Reactive nitrogen intermediate production and tolerance variability in different mouse strains after in vivo treatment with lipopolysaccharide from Salmonella abortus equi

Hossein Nahrevanian¹, Jafar Gholizadeh Salmasi², Mahin Farahmand¹, Zohreh Aghighi¹, Mehdi Assmar¹, Mohsen Abolhassani³
Departments of ¹Parasitology, ²Education and ³Immunology, Pasteur Institute of Iran, Tehran, Iran

Received: February 1, 2005 Revised: March 20, 2005 Accepted: March 28, 2005

Corresponding author: Dr. Hossein Nahrevanian, Department of Parasitology, Pasteur Institute of Iran, Pasteur Avenue, Tehran 13164, Iran. E-mail:

Lipopolysaccharide (LPS) stimulation in animal models generates a large number of immune factors including cytokines and mediators. It also acts as a potent inducer of macrophage reactive oxygen intermediates and reactive nitrogen intermediates (RNI). RNI as stable metabolites of nitric oxide (NO) are produced by cells stimulated with LPS and cytokines. In this study, LPS from Salmonella abortus equi was investigated as an inducer of RNI in untreated controls and test groups of white Naval Medical Research Institute (NMRI) mice. Animals were humanely killed at 30, 60, 120 and 180 min after LPS injection, and plasma RNI was measured by Griess microassay. In a further experiment, host tolerance against bacterial LPS was evaluated by sequential intravenous injection of LPS concentrations of 4, 1 and 0.5 mg/kg at 24 h intervals in NMRI and with the same schedule but via subcutaneous injection in Balb/c mice. Statistical analysis of RNI values using analysis of variance test indicated that in vivo LPS stimulation induced high levels of NO in murine hosts (p<0.001). Comparison of RNI levels at different times after administration revealed the largest amount of RNI at 180 min after inoculation.
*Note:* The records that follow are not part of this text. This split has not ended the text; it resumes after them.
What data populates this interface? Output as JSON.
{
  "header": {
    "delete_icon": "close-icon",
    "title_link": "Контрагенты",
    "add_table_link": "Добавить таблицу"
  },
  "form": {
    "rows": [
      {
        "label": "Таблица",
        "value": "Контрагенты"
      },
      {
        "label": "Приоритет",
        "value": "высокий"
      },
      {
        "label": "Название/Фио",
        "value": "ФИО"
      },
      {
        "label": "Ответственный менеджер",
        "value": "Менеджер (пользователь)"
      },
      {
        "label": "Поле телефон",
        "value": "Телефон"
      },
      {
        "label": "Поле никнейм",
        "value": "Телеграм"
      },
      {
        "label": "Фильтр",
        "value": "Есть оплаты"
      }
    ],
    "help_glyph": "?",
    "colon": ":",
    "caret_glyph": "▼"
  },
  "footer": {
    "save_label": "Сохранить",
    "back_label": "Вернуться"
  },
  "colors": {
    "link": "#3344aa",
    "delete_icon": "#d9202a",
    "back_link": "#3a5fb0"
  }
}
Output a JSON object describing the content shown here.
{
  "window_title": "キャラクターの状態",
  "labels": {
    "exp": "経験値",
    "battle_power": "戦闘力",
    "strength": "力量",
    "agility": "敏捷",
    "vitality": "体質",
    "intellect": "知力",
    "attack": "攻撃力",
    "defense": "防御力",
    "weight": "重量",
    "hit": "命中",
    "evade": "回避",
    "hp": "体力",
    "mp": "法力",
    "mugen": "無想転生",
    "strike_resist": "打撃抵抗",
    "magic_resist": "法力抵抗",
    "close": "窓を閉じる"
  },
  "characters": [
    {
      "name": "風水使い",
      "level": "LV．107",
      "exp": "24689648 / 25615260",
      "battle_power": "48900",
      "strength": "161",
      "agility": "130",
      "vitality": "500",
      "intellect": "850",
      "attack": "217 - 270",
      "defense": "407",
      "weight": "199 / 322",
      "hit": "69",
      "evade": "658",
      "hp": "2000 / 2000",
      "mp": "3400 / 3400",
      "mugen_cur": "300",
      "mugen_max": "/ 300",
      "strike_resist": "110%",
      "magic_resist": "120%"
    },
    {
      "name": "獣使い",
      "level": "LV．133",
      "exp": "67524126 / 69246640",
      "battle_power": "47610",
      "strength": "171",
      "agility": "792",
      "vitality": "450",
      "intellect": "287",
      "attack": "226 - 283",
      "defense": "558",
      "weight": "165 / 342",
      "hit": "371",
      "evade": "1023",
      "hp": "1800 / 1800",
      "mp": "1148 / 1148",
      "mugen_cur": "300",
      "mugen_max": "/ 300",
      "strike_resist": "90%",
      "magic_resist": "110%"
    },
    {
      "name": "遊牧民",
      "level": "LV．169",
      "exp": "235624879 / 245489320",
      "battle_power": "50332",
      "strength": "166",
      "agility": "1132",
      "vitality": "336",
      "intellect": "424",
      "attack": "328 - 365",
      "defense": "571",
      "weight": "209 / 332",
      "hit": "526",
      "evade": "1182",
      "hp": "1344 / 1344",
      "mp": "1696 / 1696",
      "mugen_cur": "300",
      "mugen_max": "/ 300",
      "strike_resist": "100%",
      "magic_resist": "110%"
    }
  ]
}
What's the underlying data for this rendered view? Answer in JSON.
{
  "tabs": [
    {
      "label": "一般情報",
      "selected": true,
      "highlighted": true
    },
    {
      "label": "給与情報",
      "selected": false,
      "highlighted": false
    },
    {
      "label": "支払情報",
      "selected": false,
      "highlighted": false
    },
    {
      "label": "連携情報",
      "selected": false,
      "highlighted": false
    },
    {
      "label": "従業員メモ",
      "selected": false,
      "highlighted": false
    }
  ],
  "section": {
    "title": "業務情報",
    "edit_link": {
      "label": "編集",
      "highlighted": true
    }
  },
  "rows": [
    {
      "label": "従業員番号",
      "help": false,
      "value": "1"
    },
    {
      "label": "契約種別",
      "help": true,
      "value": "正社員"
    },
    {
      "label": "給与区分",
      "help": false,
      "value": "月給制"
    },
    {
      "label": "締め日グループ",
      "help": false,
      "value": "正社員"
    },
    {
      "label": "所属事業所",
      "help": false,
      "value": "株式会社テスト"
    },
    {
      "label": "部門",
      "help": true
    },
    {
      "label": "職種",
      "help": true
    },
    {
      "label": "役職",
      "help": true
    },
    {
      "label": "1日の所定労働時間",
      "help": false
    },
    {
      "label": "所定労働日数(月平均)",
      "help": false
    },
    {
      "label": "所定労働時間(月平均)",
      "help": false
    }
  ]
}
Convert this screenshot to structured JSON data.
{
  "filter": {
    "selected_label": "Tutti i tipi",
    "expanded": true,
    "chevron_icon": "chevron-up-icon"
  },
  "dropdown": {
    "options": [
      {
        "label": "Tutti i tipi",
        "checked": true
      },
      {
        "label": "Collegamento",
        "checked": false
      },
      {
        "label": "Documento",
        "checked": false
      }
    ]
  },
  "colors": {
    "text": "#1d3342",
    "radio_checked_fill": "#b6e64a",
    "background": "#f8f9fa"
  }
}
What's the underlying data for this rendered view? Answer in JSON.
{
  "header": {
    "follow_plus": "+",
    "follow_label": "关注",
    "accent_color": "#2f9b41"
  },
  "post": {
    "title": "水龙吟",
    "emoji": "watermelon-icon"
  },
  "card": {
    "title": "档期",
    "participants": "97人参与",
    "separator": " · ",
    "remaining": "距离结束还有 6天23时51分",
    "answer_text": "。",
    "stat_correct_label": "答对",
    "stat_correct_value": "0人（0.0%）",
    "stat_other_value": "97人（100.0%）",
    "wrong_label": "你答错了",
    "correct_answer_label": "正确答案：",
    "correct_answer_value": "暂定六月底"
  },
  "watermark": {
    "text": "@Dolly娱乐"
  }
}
Analysis of the time course until maximum RNI induction indicated that NMRI mice had the longest delay, suggesting a difference in tolerance of NMRI and Balb/c mice to LPS stimulation dependent on LPS concentration, dose, and route of inoculation.

Key words: Inbred BALB C mice, lipopolysaccharides, nitric oxide, reactive nitrogen species

J Microbiol Immunol Infect2005;38:164-168.